My comments with regards to the lack of scaling was more that once your cities are really tall, it's net effect is almost negligeable, thus it doesn't scale well in that way. On the other hand, it scales decent with expansion in the same way that 50% settler cost and 25% worker speed does. So both are solid in early game but slowly useless as the game goes on "aka my definition of lack of scaling" lies in that the policy becomes worse and worse as the game flies as opposed to keeping a similar relative potency.
Great examples of scaling policies would be theocracy/scholasticism/the +1 beaker/TP and +2beaker/specialist in rationalism etc.
Monarchy, I have to give you, is a scaling policy. This being said, it is lackluster in the early game and generally becomes a good pick later in the game when you suffer happiness issues to keep expanding/growing/warmongering etc. as such, it is really not a good pick in a "first 3 policies" perspective opener regarding liberty vs tradition.
I guess one could argue that it gives a plus value to picking tradition over liberty since it opens up an ok late-game happiness policy with decent scaling (scales to capital but not to whole empire again making it somewhat situational)
As you mentionned, liberty is definitely more of a bootstrapping policy tree. Huge instant benefits that become nearly useless somewhat fast in the game. It is very, very hard to truely math out and it is highly strat dependant. On the other hand, it is possible to argue that most instant benefits can be obtained through tradition by simply changing build order and working tiles differently. The only true exception is the wonder rushing/tech bubbling from meritocracy that can't be played any other way and that is part of so many strategies.
*Edit* I said it somewhat late in my post so I figure I will define what I mean by "lack of scaling" regarding a policy :
A policy lacks scaling if it becomes less and less potent as the turns pass. This means, a policy may have an actual clear mathematical scaling factor and still be lacking scaling over time, thus making a policy saving option more viable over the lenght of the game.

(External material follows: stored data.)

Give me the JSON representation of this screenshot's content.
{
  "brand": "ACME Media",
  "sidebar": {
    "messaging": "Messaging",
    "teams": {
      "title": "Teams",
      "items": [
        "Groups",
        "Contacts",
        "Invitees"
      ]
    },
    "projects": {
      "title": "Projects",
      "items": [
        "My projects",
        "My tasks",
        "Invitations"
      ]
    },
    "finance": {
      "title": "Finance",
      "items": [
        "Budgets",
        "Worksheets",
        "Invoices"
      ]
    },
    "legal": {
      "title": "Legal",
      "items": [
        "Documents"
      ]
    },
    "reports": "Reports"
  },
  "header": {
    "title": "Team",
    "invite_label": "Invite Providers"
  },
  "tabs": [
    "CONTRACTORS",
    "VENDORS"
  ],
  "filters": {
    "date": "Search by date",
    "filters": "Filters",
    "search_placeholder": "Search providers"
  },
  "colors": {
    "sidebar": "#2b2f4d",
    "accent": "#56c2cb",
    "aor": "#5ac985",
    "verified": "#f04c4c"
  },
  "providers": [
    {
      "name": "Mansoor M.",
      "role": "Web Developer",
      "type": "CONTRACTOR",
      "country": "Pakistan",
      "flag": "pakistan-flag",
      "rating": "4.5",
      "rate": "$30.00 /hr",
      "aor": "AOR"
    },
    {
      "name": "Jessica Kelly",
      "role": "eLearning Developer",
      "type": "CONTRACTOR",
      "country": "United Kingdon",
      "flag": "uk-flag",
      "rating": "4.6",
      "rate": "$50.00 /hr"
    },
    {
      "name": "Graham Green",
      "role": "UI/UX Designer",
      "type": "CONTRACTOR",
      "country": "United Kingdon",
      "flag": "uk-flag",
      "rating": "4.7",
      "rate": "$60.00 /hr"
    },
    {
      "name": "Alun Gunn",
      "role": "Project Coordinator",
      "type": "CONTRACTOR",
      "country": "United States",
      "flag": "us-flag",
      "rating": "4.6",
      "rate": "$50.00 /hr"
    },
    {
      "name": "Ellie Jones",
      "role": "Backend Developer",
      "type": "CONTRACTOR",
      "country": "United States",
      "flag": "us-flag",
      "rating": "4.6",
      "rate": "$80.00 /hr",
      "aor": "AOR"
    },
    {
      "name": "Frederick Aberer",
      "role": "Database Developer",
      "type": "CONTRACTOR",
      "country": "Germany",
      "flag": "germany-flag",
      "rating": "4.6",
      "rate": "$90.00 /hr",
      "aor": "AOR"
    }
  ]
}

As such, legalism would be totally lacking scaling. You can see it's benefit in two ways. Either the total amount of hammers saved or the extra benefits in culture (given you would NOT have built those culture buildings if it had not been for legalism). The first approach is a flat number that never changes. The second approach gives a lot of extra CPT at the time of taking the SP but slowly less and less in proportion of your total empire culture as the time flies. Thus making it's benefit less and less potent over time.